Seit ich mich mit dem Fall „Jack the Ripper“ befasse (bescheidene – und das meine ich ernst – 6 Jahre), habe ich stets bei einer Sache ein seltsames, mulmiges Gefühl gehabt. Anfangs konnte ich es nie genau greifen, doch mit der Zeit und der immer intensiveren Beschäftigung mit Täterpsychologie lichtete sich der Nebel und ich fing an, diese Ahnung konkreter fassen zu können: Es ging um den Mord an Mary Jane Kelly – und darum geht es immer noch.

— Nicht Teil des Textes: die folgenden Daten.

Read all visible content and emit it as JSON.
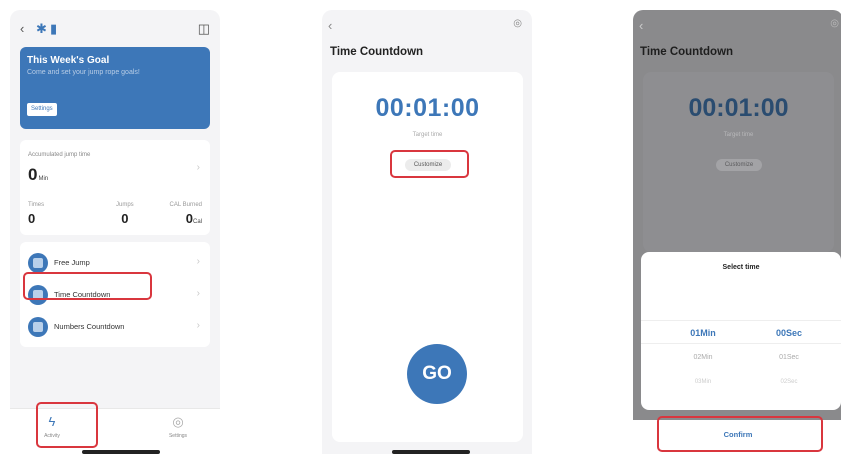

Von Anfang an glaubte ich an die Täterschaft des Rippers, und von Anfang an hatte dieser Mord einige Besonderheiten, denen ich inzwischen eine Schlüsselrolle zum Verständnis des Täters zurechne. Ich habe mich nie sonderlich um die Frage geschert, ob der Ripper nun die Kehle von links nach rechts durchtrennte, ob nun ein Zeuge die Wahrheit sagte oder ob die Kleidung blutbefleckt war. Natürlich hat man sich über diese Fragen Gedanken gemacht, denn immerhin mögen sie im Gesamtkontext der Taten eine Rolle spielen. Doch für mich persönlich war schon immer das Verständnis für die Gedankenwelt des Täters wichtig, denn hier findet man die Antworten auf die meisten Fragen, die uns bewegen. Und über die Gedankenwelt des Täters sagen oben genannte Aspekte – wenn auch interessant zu diskutieren – recht wenig aus.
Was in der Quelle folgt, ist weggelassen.